Pendant la Première guerre mondiale, divers exilés du Nord de la France se retrouvent à travailler dans une propriété viticole du Sud…

Pendant la première demi-heure, je me suis dit que son grand sujet avait haussé le niveau de l’inspiration du médiocre Feuillade. Non seulement, comme dans Les vampires, il y a un involontaire mais appréciable côté documentaire (l’exode fluvial et la fabrication du vin sont brièvement montrés) mais de surcroît, la grandeur simple des personnages archétypaux et le judicieux schématisme de la géographie touchent au mythe.

Malheureusement, la propagande inhérente à son projet amplifie la tendance démagogique de Louis Feuillade qui, trop vite, rabaisse son oeuvre en accumulant les poncifs aussi bien dans le récit que dans la direction d’acteurs.

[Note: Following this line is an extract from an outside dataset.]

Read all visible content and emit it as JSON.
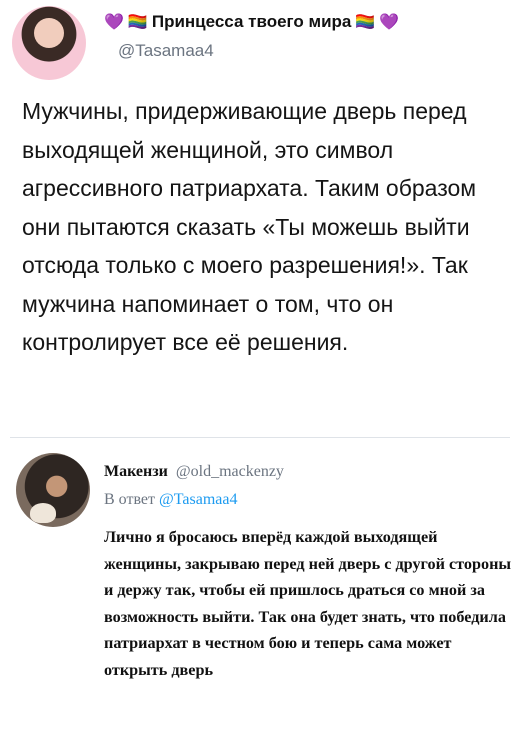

La sous-intrigue avec la fausse fille-mère est particulièrement révélatrice de la bassesse de sa vision. De plus, si la majorité de l’action a le mérite de se dérouler dans des décors naturels, on ne peut pas dire que la caméra les mette beaucoup en valeur. La technique de Feuillade est toujours aussi primaire.

Bref, Vendémiaire est peut-être le moins nul des longs métrages de Feuillade mais il déçoit.